Adding Distribution
Continuing from our previous example, we will now look at how to deploy our program to run on two processes.
We'll start by updating our dataflow function signature to take two processes (in a new file, src/first_ten_distributed.rs). At this point, we'll need to add a lifetime parameter 'a which represents the lifetime of data referenced by our dataflow logic. This lifetime needs to be the same across all the processes, so it can't be elided.
use hydro::*;
pub fn first_ten_distributed<'a>(p1: &Process<'a>, p2: &Process<'a>)
The Hydro template only contains the final version of this program. In order to follow along with the tutorial, we recommend overwriting src/first_ten_distributed.rs according to the following snippets.
Now, we'll use a new API, send_bincode to establish a network between our processes (bincode is the serialization format we are using). Given a stream on process p1, we can send the data to p2 by calling .send_bincode(p2), which returns a stream on p2. So to make our program distributed, it only takes a single line change.
pub fn first_ten_distributed<'a>(p1: &Process<'a>, p2: &Process<'a>) {
p1.source_iter(q!(0..10))
.send_bincode(p2)
.for_each(q!(|n| println!("{}", n)));
}
Then, we can update our deployment script to launch both processes on localhost. Hydro Deploy will automatically handle service discovery and networking, since it knows the full network topology.
use hydro_deploy::Deployment;
#[tokio::main]
async fn main() {
let mut deployment = Deployment::new();
let flow = hydro_lang::FlowBuilder::new();
let p1 = flow.process();
let p2 = flow.process();
hydro_template::first_ten_distributed::first_ten_distributed(&p1, &p2);
let _nodes = flow
.with_process(&p1, deployment.Localhost())
.with_process(&p2, deployment.Localhost())
.deploy(&mut deployment);
deployment.run_ctrl_c().await.unwrap();
}
We can then launch the program:
cargo run --example first_ten_distributed
[() (process 1)] 0
[() (process 1)] 1
[() (process 1)] 2
[() (process 1)] 3
[() (process 1)] 4
[() (process 1)] 5
[() (process 1)] 6
[() (process 1)] 7
[() (process 1)] 8
[() (process 1)] 9
You'll notice that our logs are not particularly descriptive, just showing () as an identifier. Furthermore, our processes have the same Rust type, which could lead to accidentally mixing up streams across the machines (this will throw an exception, but it would be nice to have a compile error).

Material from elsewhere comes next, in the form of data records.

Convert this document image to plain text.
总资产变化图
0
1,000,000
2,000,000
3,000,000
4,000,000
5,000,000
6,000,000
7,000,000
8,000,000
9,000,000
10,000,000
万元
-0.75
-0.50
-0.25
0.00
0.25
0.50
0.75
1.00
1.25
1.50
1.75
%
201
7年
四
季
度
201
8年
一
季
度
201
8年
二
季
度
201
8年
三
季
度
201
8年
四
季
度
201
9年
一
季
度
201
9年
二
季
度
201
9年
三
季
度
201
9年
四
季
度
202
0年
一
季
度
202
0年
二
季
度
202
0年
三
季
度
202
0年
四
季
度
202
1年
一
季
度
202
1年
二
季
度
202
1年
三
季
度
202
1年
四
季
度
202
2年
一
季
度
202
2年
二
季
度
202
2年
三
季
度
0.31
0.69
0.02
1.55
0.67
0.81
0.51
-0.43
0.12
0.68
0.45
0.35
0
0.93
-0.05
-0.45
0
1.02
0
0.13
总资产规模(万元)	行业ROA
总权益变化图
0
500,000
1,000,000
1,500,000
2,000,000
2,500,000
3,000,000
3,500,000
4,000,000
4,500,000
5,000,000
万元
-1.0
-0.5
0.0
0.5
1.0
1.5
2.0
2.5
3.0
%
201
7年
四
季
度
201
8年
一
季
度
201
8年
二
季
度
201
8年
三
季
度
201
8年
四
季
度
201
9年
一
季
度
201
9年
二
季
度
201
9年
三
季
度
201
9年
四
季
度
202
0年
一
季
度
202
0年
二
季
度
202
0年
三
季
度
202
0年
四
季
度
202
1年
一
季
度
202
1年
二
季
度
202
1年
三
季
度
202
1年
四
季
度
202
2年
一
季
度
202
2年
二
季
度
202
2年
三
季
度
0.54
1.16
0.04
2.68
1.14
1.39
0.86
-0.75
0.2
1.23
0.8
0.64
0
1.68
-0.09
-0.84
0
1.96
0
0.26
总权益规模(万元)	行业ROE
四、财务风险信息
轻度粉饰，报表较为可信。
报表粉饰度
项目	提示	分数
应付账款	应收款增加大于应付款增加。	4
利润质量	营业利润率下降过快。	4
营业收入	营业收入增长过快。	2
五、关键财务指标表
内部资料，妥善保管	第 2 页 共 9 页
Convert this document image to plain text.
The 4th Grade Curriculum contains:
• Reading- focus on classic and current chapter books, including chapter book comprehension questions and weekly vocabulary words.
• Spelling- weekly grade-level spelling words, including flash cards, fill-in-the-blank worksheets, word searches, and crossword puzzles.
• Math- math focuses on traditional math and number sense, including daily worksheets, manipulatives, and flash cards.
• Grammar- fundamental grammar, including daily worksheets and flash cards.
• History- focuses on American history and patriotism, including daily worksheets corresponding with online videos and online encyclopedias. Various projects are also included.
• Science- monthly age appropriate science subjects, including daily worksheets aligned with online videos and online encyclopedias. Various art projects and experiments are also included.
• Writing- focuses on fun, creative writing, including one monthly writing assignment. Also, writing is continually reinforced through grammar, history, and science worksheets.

To fix this, we can use the optional type parameter on Process, which lets us add a "type tag" that acts as an identifier. We'll define two structs to act as these tags and use them in the function signature:
pub struct P1 {}
pub struct P2 {}
pub fn first_ten_distributed<'a>(p1: &Process<'a, P1>, p2: &Process<'a, P2>) {
p1.source_iter(q!(0..10)) // : Stream<i32, Process<P1>, ...>
.send_bincode(p2) // : Stream<i32, Process<P2>, ...>
.for_each(q!(|n| println!("{}", n)));
}
This is the final version of our dataflow which you will find in the Hydro template.
If you are using an IDE extension like Rust Analyzer, you'll see these types attached to each stream. And if we launch the program again, we'll see much better logs:
cargo run --example first_ten_distributed
[first_ten_distributed::P2 (process 1)] 0
[first_ten_distributed::P2 (process 1)] 1
[first_ten_distributed::P2 (process 1)] 2
[first_ten_distributed::P2 (process 1)] 3
[first_ten_distributed::P2 (process 1)] 4
[first_ten_distributed::P2 (process 1)] 5
[first_ten_distributed::P2 (process 1)] 6
[first_ten_distributed::P2 (process 1)] 7
[first_ten_distributed::P2 (process 1)] 8
[first_ten_distributed::P2 (process 1)] 9